Maldohorror - Coletivo de escritores fantásticos e malditos.
Mattüs
Mattüs – besta do submundo das antiartes e agitos psicoquímicos - é uma aberração natural de Palmeira dos Índios (AL) e habita o underground maceioense há mais de uma década. A figura surgiu na literatura através do universo dos fanzines, sendo editor do grotesco zine marginal “Spermental” (2006-2013), “O Novo Pagão”, “Histórias pra Belzebu Dormir” e colaborador dezenas de outros zines com malucos de todo o país. Em 2016, lançou “O Beco das Almas Famintas” pela Livrinho de Papel Finíssimo Editora, a obra é um romance recheado de fábulas escatológicas que deram origem à “massacrelândia tropical” em que suas histórias pútridas são ambientadas: neste livro-inferno são abertas as portas da Cidade Sereia, uma pequenina metrópole sanguinária que odeia os miseráveis e está disfarçada de Califórnia brasileira, um reino de caos, diversão e destruição persiste, tornando-se um dos temas chave na narrativa de “A Febre do Infinito” (2018), segundo romance do autor.
O monstro também é roteirista/produtor da degenerada “Scoria Filmes”, produtora filmes trash/experimentais nascida há mais de uma década e com cerca de 10 trabalhos; dentre eles, os curtas “Psychodemia” (2009), “O Panorama da Carne” (2013) e o média metragem “Surf Kaeté” (2015). Não satisfeito em destruir a dignidade da literatura e do cinema, Mattüs ainda participa do projeto antimusical “Power of The Nóia”, antibanda que carrega quase uma dezena de lançamentos recheados de insucessos.




Sinfonia K.

Posicionando o arco na altura do umbigo de Franz ela deu o primeiro acorde: um Sol maior sem o mínimo Dó.
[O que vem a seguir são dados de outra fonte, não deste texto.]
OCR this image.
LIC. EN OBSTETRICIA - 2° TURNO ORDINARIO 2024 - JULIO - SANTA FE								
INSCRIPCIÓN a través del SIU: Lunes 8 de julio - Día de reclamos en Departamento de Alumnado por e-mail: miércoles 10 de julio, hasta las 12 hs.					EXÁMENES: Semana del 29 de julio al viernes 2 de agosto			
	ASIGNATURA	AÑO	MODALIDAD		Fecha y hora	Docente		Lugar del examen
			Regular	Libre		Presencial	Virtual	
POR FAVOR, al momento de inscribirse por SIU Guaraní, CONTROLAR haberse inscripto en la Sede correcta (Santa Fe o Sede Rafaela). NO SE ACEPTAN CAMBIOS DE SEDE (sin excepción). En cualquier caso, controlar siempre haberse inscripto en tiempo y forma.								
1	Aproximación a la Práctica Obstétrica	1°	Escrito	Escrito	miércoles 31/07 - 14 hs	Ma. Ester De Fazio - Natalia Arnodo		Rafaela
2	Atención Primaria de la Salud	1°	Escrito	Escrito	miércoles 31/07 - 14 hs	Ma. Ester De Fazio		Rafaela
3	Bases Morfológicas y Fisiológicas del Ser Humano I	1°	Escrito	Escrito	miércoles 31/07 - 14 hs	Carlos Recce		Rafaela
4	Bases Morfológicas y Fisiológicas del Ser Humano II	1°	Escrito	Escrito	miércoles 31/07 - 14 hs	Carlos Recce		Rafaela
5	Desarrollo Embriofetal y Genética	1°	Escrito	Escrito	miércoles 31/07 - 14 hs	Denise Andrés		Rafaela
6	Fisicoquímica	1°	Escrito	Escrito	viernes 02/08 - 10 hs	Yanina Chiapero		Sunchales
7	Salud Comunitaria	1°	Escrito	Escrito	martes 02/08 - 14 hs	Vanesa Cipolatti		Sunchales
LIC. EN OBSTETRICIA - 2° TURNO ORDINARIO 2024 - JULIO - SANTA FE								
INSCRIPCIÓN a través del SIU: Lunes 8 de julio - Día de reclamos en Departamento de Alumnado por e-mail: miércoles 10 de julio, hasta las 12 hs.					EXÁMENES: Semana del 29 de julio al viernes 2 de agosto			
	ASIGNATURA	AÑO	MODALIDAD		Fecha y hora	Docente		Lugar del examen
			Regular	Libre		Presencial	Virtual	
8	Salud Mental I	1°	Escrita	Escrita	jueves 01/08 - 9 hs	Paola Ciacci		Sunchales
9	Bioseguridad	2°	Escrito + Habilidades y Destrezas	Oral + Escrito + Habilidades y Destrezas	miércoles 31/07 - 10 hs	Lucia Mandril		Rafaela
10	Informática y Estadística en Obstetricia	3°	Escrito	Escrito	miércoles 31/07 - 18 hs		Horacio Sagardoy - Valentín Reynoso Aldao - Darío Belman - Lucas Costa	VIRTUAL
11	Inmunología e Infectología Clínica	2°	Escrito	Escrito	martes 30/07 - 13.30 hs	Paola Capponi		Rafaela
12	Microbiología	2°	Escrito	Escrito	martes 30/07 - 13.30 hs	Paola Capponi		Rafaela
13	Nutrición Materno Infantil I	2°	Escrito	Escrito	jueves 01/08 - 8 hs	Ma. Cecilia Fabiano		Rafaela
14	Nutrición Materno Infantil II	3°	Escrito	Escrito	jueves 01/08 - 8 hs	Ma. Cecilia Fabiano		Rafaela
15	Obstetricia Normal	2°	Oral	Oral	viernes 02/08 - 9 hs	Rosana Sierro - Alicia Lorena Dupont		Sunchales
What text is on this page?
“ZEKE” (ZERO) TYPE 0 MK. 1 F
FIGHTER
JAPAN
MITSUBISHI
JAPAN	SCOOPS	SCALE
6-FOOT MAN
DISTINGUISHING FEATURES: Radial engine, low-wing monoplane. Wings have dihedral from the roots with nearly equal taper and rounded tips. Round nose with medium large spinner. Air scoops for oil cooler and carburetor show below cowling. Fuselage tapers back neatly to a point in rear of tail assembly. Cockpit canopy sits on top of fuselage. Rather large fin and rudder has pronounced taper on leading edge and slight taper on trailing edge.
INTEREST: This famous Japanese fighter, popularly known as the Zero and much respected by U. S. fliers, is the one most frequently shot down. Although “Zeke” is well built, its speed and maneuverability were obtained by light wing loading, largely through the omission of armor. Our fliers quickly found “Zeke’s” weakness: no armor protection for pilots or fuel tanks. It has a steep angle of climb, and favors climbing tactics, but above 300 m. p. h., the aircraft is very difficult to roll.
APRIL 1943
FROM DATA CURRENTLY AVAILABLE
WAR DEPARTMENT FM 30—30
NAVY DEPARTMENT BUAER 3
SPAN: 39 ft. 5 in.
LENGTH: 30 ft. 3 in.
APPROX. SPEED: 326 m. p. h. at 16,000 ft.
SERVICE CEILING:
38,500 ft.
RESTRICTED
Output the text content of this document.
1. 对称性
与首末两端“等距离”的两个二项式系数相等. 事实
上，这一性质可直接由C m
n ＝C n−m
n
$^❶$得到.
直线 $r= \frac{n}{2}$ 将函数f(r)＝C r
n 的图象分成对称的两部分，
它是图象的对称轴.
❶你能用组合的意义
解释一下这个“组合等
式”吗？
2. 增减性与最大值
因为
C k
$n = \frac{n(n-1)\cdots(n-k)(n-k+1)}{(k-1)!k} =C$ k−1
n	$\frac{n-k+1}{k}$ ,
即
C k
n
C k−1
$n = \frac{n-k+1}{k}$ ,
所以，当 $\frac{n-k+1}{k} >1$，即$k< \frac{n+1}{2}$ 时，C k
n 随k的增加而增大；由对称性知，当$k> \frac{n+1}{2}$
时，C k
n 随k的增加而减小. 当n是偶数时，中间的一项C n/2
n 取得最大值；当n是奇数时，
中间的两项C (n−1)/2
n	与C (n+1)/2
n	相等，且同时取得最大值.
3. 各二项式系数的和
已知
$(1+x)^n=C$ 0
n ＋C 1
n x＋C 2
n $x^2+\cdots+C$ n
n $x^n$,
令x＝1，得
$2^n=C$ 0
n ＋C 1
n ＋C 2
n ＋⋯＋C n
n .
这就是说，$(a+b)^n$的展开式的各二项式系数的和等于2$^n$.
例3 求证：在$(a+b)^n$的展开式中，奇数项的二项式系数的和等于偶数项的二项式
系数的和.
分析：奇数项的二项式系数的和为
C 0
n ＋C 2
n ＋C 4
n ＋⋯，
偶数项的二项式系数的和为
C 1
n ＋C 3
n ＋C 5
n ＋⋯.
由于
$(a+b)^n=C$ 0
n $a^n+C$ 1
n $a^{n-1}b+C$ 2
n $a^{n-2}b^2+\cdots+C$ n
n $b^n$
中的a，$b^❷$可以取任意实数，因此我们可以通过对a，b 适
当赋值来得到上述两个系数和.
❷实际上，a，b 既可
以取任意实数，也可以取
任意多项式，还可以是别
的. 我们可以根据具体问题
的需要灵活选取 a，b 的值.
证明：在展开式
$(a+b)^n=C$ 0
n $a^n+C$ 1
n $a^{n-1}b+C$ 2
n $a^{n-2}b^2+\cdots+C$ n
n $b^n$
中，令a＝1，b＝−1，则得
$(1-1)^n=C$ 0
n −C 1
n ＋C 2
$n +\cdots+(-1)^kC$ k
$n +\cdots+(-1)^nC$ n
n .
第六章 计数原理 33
Sentiu que o pai agarrou seu braço tentando impedi-la. Impossível! Principalmente agora que começaríamos nossa perfeita sinfonia carnal… Com o arco na altura do pescoço Lana começou a rasgar toda a carne paterna, fazendo jorrar esguichos sujos. Seu íntimo repressor emitiu uma sinfonia ditada por acordes de puro sangue poético:

“Franz morreu para ter pesadelos
E tenho prazer com seu desespero…”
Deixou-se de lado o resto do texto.